On NEWSWEEK’s web site, the essay attracted more than 400 comments, a number that continues to increase as we write this. Wrote one commenter: “I don't care if he's atheist or not. Hitchens makes a compelling and eloquent argument here. All people should fight for basic children's rights. If atheists do, more to their credit. If Catholics don't, more to their unending disgrace.

Some commenters defended the church and accused Hitchens of anti-Catholocism:

I think the article would have a bit more credibility if not written by an avowed anti-Catholic, anti-Christian, anti-religion, anti-God bigot like Hitchens. How anyoned [sic] could take him seriously is beyond me.

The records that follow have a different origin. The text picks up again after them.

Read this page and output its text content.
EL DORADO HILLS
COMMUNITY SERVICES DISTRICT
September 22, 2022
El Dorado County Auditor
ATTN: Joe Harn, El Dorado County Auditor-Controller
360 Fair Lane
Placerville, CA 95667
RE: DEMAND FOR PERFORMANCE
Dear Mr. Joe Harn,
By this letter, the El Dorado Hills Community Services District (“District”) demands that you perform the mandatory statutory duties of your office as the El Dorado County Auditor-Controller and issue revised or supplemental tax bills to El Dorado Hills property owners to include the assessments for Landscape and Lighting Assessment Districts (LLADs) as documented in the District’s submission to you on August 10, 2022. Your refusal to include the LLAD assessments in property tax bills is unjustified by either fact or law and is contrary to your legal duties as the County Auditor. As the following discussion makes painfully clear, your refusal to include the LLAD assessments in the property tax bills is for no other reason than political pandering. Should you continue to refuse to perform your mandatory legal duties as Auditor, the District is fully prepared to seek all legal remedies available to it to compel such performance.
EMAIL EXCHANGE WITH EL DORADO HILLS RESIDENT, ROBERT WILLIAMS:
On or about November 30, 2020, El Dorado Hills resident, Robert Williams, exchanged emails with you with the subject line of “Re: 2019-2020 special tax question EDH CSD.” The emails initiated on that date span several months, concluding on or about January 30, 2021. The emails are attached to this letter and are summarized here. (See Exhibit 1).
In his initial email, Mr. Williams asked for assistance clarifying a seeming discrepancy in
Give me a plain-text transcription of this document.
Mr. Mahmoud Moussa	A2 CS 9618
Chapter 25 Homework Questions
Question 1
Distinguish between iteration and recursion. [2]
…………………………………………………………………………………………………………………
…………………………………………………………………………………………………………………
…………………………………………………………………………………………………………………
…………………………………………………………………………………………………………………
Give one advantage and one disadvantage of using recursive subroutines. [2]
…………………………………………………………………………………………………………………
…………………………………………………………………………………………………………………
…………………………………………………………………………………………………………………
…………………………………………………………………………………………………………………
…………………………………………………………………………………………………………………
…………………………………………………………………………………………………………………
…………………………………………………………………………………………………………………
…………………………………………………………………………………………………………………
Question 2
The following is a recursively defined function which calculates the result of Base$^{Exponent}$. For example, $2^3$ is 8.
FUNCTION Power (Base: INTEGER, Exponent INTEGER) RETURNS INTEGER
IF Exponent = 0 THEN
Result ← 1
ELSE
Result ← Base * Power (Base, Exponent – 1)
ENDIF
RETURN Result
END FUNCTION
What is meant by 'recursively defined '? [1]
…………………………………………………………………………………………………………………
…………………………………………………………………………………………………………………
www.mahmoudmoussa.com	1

Others, however, rejected the accusation that Hitchen's argument was blinded by antitheist rage:

That's not anti-Catholicism, that's just criminal justice. The Pope may be above the law when he's at home in the Vatican, but anywhere else in the world, he's just another man who happens to have helped a number of pedophiles continue to rape innocent children. I hope he's taken into custody the second his big toe touches the border.

Catholic.org, a prominent Catholic news Web site, condemned Hitchens, said that arresting the pope would not solve any real issues:

While the Catholic Church is acknowledging abuses by a small number of priests—and even Bishops—in the past—and dealing with all of the implications of such horror—a "house arrest" of the Pope would serve no purpose. It would not help to bring abusive priests to justice or assist in helping the victims. It is clearly a publicity effort which Hitchens wants to keep pushing wherever he can find a venue.


The pope remains unarrested as of this date.

1 comment:

Unknown said...

We have a debate on a linguistic forum. Could someoned help us to find out:

Is "How anyoned [sic] could take him seriously is beyond me." quoted literally because it reads like "How any wand could take him seriously is beyond me."?